Of course I could have used a single PolyBezierSegment for the circle's outline, but it's probably more helpful to see the actual coordinates for each segment of the total curve.

If the Bézier approximation is "good enough," the red circle should outline the blue interior without any white background peaking through on the inside, or any blue visible outside the red circumference. That appears to be the case:

Recently I received an email from a reader of Programming Windows 6th edition about applying this technique to ellipses. It's always helpful to remember that an ellipse is a circle that's been stretched in one direction, and possibly rotated (if the axes aren't parallel to the coordinate system). Regardless how a circle has been constructed, you can turn it into an ellipse by applying a ScaleTransform. Or, if you're using an EllipseGeometry, by setting different values of the RadiusX and RadiusY properties. Or, if you're defining a circle from Bézier curves, by uniformly scaling the X or Y coordinates of the points defining the curves.
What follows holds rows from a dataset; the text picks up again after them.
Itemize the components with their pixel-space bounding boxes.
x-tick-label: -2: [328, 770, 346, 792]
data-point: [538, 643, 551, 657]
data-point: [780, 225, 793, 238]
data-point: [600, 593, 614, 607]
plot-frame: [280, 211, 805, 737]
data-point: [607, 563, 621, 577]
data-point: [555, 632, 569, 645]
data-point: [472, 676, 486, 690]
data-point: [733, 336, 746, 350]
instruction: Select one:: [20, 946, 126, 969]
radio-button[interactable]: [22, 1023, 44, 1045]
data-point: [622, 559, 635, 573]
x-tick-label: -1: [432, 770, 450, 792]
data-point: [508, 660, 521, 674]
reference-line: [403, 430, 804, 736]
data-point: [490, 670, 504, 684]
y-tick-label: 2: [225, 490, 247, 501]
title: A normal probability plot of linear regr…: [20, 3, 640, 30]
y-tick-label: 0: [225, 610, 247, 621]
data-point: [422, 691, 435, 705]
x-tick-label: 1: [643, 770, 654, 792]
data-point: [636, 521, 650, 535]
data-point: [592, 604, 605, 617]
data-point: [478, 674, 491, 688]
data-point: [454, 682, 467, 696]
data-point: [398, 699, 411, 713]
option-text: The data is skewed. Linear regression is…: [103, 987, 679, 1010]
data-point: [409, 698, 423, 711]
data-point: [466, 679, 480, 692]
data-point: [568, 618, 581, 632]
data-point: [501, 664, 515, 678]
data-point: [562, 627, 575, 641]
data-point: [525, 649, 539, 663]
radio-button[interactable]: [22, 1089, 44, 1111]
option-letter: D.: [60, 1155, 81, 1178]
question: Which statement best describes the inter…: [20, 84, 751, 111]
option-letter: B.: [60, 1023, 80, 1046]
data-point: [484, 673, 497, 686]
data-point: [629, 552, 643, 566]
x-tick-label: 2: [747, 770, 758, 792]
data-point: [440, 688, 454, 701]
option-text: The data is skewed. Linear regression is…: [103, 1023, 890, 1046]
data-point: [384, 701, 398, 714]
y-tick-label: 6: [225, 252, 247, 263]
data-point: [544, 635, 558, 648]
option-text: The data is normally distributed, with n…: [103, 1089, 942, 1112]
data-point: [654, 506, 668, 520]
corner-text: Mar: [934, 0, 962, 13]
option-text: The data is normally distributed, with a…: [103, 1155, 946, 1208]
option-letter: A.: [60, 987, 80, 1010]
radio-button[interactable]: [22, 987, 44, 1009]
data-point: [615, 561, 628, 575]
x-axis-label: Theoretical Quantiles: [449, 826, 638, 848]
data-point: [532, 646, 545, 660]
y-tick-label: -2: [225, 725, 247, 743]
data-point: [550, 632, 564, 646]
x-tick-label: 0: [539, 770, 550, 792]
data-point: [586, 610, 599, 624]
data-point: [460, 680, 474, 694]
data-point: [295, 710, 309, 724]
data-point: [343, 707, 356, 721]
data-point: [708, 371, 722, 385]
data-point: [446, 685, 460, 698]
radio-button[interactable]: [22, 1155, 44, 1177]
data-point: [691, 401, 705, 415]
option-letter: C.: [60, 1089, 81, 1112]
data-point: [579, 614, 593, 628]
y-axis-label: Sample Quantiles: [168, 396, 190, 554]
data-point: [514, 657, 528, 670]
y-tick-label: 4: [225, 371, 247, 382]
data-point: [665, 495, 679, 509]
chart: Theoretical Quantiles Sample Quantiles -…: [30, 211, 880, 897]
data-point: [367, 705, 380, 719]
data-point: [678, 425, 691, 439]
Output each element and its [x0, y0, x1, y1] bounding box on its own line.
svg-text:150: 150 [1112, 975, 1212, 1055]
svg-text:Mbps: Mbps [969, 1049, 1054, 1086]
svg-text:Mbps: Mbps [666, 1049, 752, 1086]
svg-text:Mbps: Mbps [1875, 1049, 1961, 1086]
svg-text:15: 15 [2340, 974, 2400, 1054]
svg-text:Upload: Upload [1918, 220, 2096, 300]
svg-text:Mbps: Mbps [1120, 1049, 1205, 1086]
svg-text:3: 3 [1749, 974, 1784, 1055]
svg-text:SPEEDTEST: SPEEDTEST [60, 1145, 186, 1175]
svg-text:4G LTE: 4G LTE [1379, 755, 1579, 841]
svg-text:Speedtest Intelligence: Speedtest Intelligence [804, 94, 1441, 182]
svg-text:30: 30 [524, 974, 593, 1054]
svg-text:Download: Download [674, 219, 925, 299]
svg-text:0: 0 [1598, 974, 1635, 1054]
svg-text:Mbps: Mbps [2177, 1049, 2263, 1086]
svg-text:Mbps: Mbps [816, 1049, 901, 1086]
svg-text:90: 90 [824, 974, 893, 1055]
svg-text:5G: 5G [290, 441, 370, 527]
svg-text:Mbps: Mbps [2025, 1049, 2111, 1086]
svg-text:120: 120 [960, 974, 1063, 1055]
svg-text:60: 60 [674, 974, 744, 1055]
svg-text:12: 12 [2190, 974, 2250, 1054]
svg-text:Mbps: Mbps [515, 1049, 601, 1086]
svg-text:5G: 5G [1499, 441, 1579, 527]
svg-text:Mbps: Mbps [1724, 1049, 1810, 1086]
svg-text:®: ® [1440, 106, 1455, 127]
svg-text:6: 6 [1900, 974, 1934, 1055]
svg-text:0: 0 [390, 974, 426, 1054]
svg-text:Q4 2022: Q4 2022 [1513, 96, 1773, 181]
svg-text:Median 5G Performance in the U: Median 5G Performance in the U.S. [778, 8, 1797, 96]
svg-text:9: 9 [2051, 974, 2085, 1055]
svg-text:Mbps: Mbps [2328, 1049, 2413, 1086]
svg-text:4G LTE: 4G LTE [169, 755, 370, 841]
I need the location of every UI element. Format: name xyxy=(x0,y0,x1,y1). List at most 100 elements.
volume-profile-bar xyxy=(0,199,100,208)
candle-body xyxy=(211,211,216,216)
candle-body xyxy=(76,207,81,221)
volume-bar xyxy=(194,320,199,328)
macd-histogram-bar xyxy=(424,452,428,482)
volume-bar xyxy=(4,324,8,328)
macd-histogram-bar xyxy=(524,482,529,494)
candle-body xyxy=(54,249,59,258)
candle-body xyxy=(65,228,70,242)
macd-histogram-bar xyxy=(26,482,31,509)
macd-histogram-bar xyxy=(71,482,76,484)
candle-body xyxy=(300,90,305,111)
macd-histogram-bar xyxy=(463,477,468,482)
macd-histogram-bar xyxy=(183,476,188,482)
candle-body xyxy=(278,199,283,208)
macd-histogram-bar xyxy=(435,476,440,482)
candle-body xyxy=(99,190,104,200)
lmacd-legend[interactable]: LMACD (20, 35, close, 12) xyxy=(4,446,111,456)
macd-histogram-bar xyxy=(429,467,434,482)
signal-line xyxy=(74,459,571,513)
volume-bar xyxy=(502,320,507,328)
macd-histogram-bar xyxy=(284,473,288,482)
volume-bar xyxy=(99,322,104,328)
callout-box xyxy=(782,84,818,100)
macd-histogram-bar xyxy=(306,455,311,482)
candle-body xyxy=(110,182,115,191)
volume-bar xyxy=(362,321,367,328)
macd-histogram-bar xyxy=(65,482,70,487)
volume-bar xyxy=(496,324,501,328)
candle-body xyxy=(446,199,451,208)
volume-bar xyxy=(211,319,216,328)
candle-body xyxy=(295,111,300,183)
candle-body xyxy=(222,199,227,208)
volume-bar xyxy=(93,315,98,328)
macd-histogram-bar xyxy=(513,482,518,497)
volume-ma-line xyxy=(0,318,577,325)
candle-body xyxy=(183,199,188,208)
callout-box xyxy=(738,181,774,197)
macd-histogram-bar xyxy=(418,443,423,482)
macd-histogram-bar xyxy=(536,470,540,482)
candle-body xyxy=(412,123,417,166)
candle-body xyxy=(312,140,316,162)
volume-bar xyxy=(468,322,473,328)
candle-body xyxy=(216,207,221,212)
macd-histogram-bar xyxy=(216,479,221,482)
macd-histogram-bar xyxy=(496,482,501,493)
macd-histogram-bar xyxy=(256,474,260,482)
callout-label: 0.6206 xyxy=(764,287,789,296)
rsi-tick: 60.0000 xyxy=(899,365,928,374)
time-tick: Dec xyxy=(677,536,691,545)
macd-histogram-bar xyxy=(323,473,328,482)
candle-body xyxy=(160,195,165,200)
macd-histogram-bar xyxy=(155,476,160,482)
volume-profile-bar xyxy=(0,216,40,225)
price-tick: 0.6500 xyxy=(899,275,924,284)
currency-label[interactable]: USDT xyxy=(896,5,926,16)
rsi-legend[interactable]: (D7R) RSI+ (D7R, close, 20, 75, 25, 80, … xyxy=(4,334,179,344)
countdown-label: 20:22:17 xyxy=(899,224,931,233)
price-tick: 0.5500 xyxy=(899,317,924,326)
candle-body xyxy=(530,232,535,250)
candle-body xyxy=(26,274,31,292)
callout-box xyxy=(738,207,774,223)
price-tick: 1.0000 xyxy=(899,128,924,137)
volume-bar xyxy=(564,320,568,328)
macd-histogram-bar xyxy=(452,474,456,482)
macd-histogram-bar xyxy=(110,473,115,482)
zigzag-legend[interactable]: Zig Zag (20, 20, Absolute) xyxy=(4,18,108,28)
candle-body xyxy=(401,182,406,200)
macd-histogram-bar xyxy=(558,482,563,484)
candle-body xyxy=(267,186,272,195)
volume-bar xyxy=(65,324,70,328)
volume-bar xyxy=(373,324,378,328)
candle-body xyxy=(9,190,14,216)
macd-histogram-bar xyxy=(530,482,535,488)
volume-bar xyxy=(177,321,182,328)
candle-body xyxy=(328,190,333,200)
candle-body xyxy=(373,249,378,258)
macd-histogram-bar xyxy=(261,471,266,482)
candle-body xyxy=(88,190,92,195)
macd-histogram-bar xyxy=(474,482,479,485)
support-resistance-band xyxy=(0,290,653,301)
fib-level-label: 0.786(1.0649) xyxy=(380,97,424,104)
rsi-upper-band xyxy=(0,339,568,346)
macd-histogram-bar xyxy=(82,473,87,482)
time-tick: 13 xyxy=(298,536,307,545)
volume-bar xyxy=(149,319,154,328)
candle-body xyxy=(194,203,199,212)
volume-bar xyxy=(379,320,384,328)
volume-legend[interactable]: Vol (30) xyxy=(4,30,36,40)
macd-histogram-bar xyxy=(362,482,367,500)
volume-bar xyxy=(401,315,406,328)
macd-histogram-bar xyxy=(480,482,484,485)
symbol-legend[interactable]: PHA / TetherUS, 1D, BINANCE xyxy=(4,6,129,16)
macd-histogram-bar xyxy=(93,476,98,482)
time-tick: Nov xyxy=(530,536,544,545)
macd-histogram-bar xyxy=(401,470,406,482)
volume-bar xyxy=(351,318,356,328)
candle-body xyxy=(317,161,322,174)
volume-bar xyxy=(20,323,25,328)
The following XAML file is very similar to the first one except that RadiusX is set to 300 and all the X coordinates of the points contributing to the Bézier curve have been increased by a factor of 3:

<Page x:Class="BezierEllipse.MainPage"
      xmlns="http://schemas.microsoft.com/winfx/2006/xaml/presentation"
      xmlns:x="http://schemas.microsoft.com/winfx/2006/xaml">

    <Grid Background="White">
        <Canvas HorizontalAlignment="Center"
                VerticalAlignment="Center">

            <Path Fill="Blue">
                <Path.Data>
                    <EllipseGeometry Center="0 0"
                                     RadiusX="300"
                                     RadiusY="100" />
                </Path.Data>
            </Path>

            <Path Stroke="Red">
                <Path.Data>
                    <PathGeometry>
                        <PathFigure StartPoint="0 -100"
                                    IsClosed="True"
                                    IsFilled="False">

                            <BezierSegment Point1="165 -100"
                                           Point2="300 -55"
                                           Point3="300 0" />

                            <BezierSegment Point1="300 55"
                                           Point2="165 100"
                                           Point3="0 100" />

                            <BezierSegment Point1="-165 100"
                                           Point2="-300 55"
                                           Point3="-300 0" />

                            <BezierSegment Point1="-300 -55 "
                                           Point2="-165 -100"
                                           Point3="0 -100" />
                        </PathFigure>
                    </PathGeometry>
                </Path.Data>
            </Path>
        </Canvas>
    </Grid>
</Page>

And here's the result:

Again, the approximation if visually fine.